EDA: Enriching Emotional Dialogue Acts using an Ensemble of Neural Annotators
This work addresses the problem of enriching conversational analysis for researchers and developers of natural dialogue systems, but it is incremental as it applies existing methods to new data.
The authors tackled the lack of dialogue act labels in emotion corpora by using an ensemble of recurrent neural models to annotate IEMOCAP and MELD with dialogue acts, discovering specific co-occurrence patterns such as Accept/Agree with Joy and Apology with Sadness.

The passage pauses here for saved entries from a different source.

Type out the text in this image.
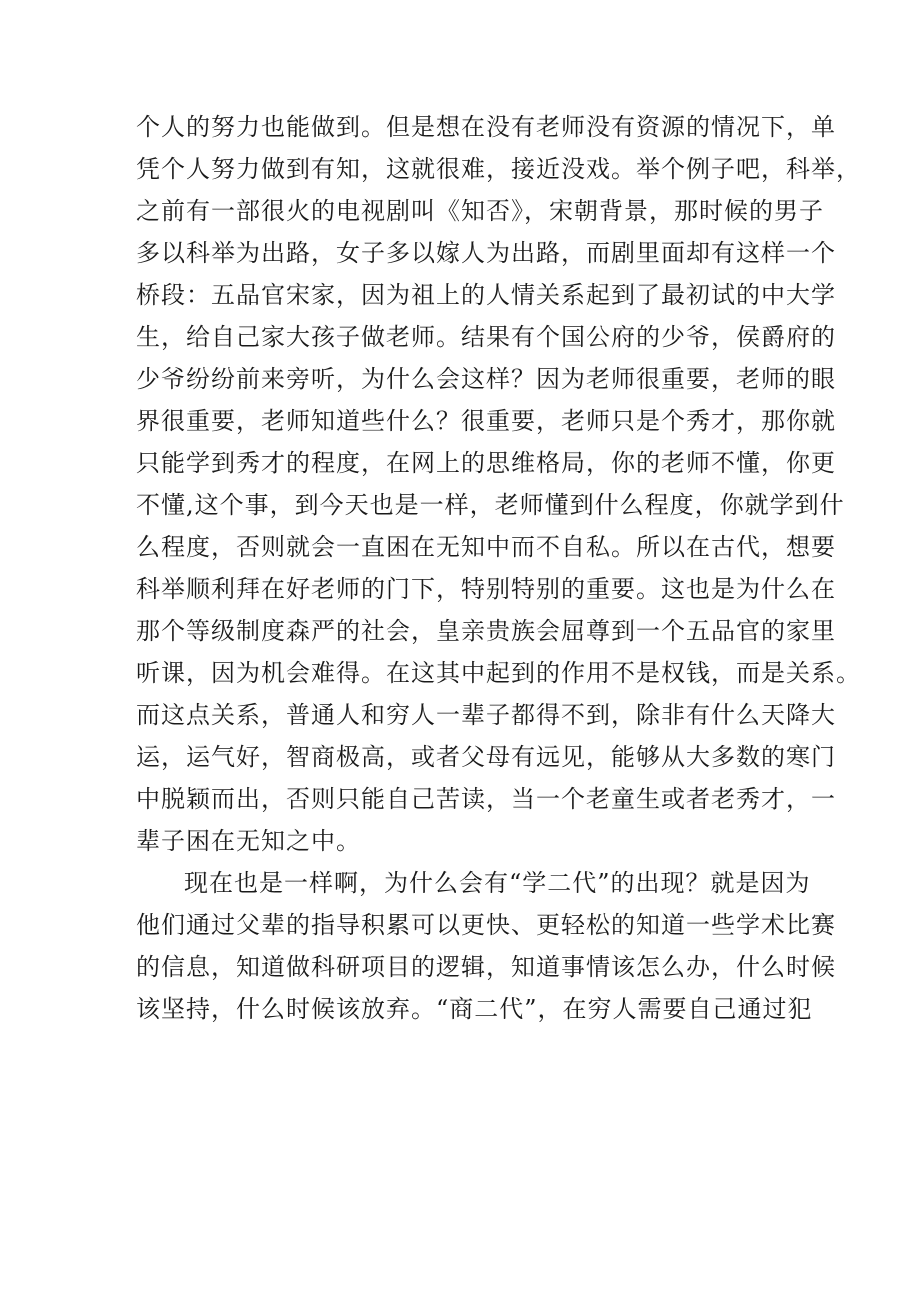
个人的努力也能做到。但是想在没有老师没有资源的情况下，单
凭个人努力做到有知，这就很难，接近没戏。举个例子吧，科举，
之前有一部很火的电视剧叫《知否》，宋朝背景，那时候的男子
多以科举为出路，女子多以嫁人为出路，而剧里面却有这样一个
桥段：五品官宋家，因为祖上的人情关系起到了最初试的中大学
生，给自己家大孩子做老师。结果有个国公府的少爷，侯爵府的
少爷纷纷前来旁听，为什么会这样？因为老师很重要，老师的眼
界很重要，老师知道些什么？很重要，老师只是个秀才，那你就
只能学到秀才的程度，在网上的思维格局，你的老师不懂，你更
不懂,这个事，到今天也是一样，老师懂到什么程度，你就学到什
么程度，否则就会一直困在无知中而不自私。所以在古代，想要
科举顺利拜在好老师的门下，特别特别的重要。这也是为什么在
那个等级制度森严的社会，皇亲贵族会屈尊到一个五品官的家里
听课，因为机会难得。在这其中起到的作用不是权钱，而是关系。
而这点关系，普通人和穷人一辈子都得不到，除非有什么天降大
运，运气好，智商极高，或者父母有远见，能够从大多数的寒门
中脱颖而出，否则只能自己苦读，当一个老童生或者老秀才，一
辈子困在无知之中。
现在也是一样啊，为什么会有“学二代”的出现？就是因为
他们通过父辈的指导积累可以更快、更轻松的知道一些学术比赛
的信息，知道做科研项目的逻辑，知道事情该怎么办，什么时候
该坚持，什么时候该放弃。“商二代”，在穷人需要自己通过犯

The recognition of emotion and dialogue acts enriches conversational analysis and help to build natural dialogue systems. Emotion interpretation makes us understand feelings and dialogue acts reflect the intentions and performative functions in the utterances. However, most of the textual and multi-modal conversational emotion corpora contain only emotion labels but not dialogue acts. To address this problem, we propose to use a pool of various recurrent neural models trained on a dialogue act corpus, with and without context. These neural models annotate the emotion corpora with dialogue act labels, and an ensemble annotator extracts the final dialogue act label. We annotated two accessible multi-modal emotion corpora: IEMOCAP and MELD. We analyzed the co-occurrence of emotion and dialogue act labels and discovered specific relations. For example, Accept/Agree dialogue acts often occur with the Joy emotion, Apology with Sadness, and Thanking with Joy. We make the Emotional Dialogue Acts (EDA) corpus publicly available to the research community for further study and analysis.